Pharmaceuticals (Basel, Switzerland)
|December 31, 2025
Summary
A new web application predicts mutagenic activity using Ames test models, accelerating drug development by screening chemical compounds. This tool enhances genetic toxicology assessments for researchers.
Area of Science:
- Genetic Toxicology
- Computational Chemistry
- Drug Discovery
Background:
- The Ames test is crucial for evaluating chemical mutagenicity and carcinogenicity.
- Experimental Ames testing is time-consuming and resource-intensive for large-scale screening.
- Predictive models are needed to expedite the assessment of chemical compounds.
Purpose of the Study:
- To develop a web application for predicting mutagenic activity in the Ames test.
- To provide a tool for rapid screening of chemical structures across multiple bacterial strains.
- To aid pharmaceutical development by assessing mutagenicity of drug candidates.
Main Methods:
- Developed the Ames Mutagenicity Predictor web application.

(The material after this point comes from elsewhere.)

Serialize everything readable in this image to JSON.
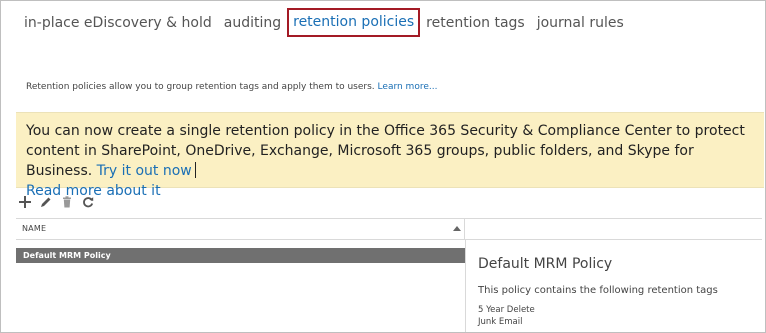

- Utilized structure-activity relationship (SAR) models from PASS (Prediction of Activity Spectra for Substances) v2024.
- Trained models on 3250 mutagenic and 4285 non-mutagenic compounds across 69 bacterial strains.
Main Results:
- Achieved an average Invariant Accuracy of Prediction (IAP) of 0.944 across 69 strain-specific models.
- Obtained an IAP of 0.962 for unspecified mutagenicity predictions.
- Validated predictive models demonstrating high accuracy.
Conclusions:
- Integrated validated models into a free, accessible web application.
- Enables users to input compound structures via chemical editor, SMILES, or name search.
- Provides detailed mutagenicity profiles for researchers, predicting Ames test results for individual strains.